With data compression 16.4MB/sec is pretty close to 12.5MB/s. So just using some wild guessing I would have to say you have somewhere between the FOG server and the target computer a 100Mb/s network link.

sega

@george1421 On that place we have 10 pcs, but all are connected at a one gigabyte port. So when all are deplyoing at the same time, the rate is decreased. If just one is deploying the rate is at that 5.7 GB/min.
But you saying that the problem isn’t something on the FOG more like outside, like the network connection?

fogcloud

@sega Have you used FOG in the past, and if so, did you encounter this problem back then? It would be helpful to know if this problem is something that has only occurred recently or if it has always been this was since using FOG. If something did change, we need to narrow down what it could be.

When a computer gets “stuck,” does the data block percentage change at all? Have you tried leaving a computer to see if it finishes the imaging process even if it’s slow?
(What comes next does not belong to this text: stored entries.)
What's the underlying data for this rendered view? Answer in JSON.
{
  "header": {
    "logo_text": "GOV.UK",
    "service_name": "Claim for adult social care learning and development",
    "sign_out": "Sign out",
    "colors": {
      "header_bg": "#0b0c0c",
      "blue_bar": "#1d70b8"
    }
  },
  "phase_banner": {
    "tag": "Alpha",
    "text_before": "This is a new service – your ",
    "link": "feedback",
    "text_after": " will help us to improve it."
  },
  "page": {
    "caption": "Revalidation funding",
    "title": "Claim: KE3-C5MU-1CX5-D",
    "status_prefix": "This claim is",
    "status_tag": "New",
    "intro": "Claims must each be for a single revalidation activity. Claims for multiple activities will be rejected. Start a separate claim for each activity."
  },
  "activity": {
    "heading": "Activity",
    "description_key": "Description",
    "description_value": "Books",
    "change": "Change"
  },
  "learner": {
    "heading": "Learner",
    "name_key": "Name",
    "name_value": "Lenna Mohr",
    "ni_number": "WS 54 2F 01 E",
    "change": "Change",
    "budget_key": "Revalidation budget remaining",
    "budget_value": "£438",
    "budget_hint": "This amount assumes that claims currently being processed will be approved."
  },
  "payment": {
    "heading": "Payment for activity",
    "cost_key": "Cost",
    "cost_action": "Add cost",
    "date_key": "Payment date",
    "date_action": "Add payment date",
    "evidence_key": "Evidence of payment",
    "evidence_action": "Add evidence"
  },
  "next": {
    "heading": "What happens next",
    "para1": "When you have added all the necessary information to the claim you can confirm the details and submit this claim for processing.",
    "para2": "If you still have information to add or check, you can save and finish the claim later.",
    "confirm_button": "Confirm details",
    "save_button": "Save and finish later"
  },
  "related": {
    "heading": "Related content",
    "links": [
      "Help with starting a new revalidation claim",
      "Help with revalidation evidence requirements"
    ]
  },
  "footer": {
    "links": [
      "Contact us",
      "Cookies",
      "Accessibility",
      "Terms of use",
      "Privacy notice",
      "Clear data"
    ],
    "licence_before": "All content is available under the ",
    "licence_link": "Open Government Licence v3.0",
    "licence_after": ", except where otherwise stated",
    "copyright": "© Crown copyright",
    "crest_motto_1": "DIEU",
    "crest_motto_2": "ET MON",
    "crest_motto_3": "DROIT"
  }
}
Have you tried plugging in the computers to the same network switch that the FOG server is connected to? The would eliminate any other bottlenecks in network speed on your network.

george1421

So when all are deplyoing at the same time, the rate is decreased.

Ah you are deploying more than one image in a push. Just be aware that you can saturate a single 1GbE link with between 2 and 3 simultaneous unicast image deployments. If you need to deploy 10 at a time them I would look at using a multicast image deployment. This will only send out 1 image with all 10 receiving that same image. Its much easier on the network.

Also if you want to do this with unicast messages, upgrade your fog server network link to 10GbE. If that isn’t possible add 2-3 network ports connected in a network LAG (trunked) configuration. With multiple unicast deployments a LAG group will surely help.

sega

@george1421 The 10 pcs getting all the same image, but through the normal deployment. It would be still better to use multicast deploying in that case?

Edit: I tried the multicast for one group now, they starting the Partclone part but don’t start the deplayoment. As I seen the FOG server and the client pcs has to be in the same VLAN for multicast? That’s not our case, they have different ones.

george1421

@sega said in Deployment stuck at x percentage:

As I seen the FOG server and the client pcs has to be in the same VLAN for multicast? That’s not our case, they have different ones.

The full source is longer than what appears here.